Dickerson emphasized that users of the town’s water system should not panic because of the violation. If there was a water emergency, residents would be notified within 24 hours.

“It’s not an emergency. If it had been an emergency, we would’ve notified them immediately,” he said. “People drink water containing trihalomethanes in excess of the maximum contaminant level over many years may experience problems,” he acknowledged.

The public notice stated that residents do not need to boil their water or take other corrective actions before consuming it. It did however, state that residents with a “severely compromised immune system” or those who “have an infant, are pregnant, or elderly could be at an increased health risk” and should consult a doctor about consuming the water.

Officials at the Office of Drinking Water said that the Environmental Protection Agency recently lowered the MCL for TTHMS from 100 parts per billion to 80 parts per billion because some disinfectants and disinfection byproducts “have been shown to cause cancer and reproductive effects in lab animals and suggested bladder cancer and reproductive effects in humans.”

“That’s why we notified them, so they can make an informed decision,” said Beckel.

“To understand the possible health effects,” explained Dickerson, “a person would have to drink 2 liters of water every day at the maximum contaminant level for a lifetime to have a 1 in a million chance of having any health effects.”

Dickerson noted that the town’s TTHM levels have been decreasing over the last two quarters.

“I think we’ll be off notice the next quarter because our average has been coming down since December of 2010, when we had our highest level.”

He added that the December 2010 reading was 188.9 ppb, followed by a reading of 66 ppb and 14 ppb.

Beckel said that such a fluctuation is normal, but not entirely what she would expect.

“There is a high fluctuation. It’s a little bit opposite of what I would expect. Normally, we see TTHMS higher in the summertime, during the warm-weather months. With some of these ground water systems, what I’m seeing is higher levels in the winter. I’m attributing that to lower turnovers, that they’re not using as much water so there’s longer residence time in this distribution system, which allows more TTHMS to form over time.”

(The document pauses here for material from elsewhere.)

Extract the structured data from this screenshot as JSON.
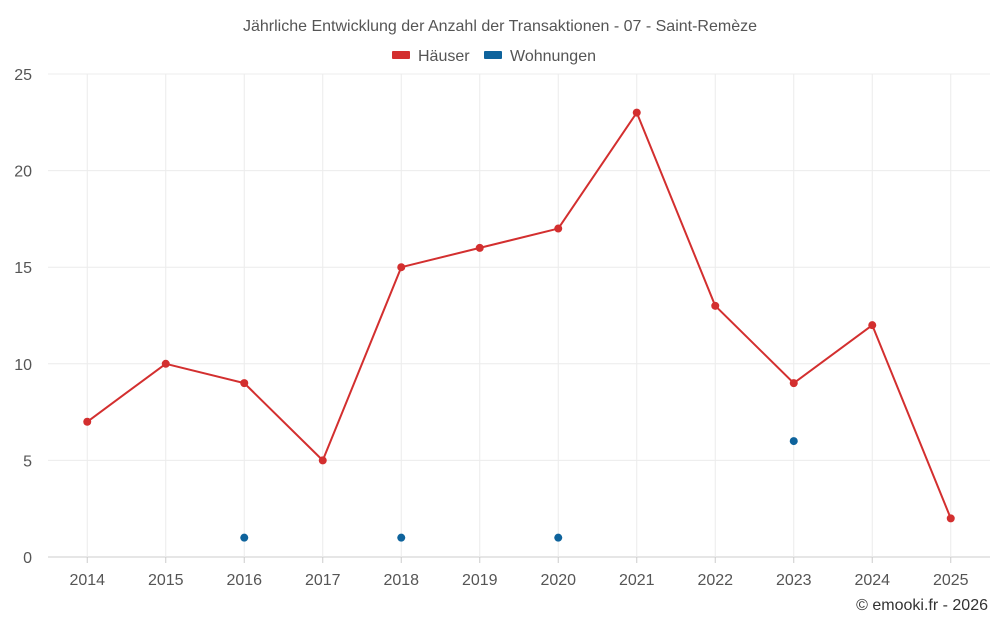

Dickerson said the Town is taking an active role in trying to find a solution to improve the quality of its drinking water.

“It’s something we’ve been working on. Our new wells that we’ve tested have a lower percentage of total organic carbon, so the chlorine will have less to react with.”

He added that the Town is also looking into pretreatments to lower total organic carbon for its processing system.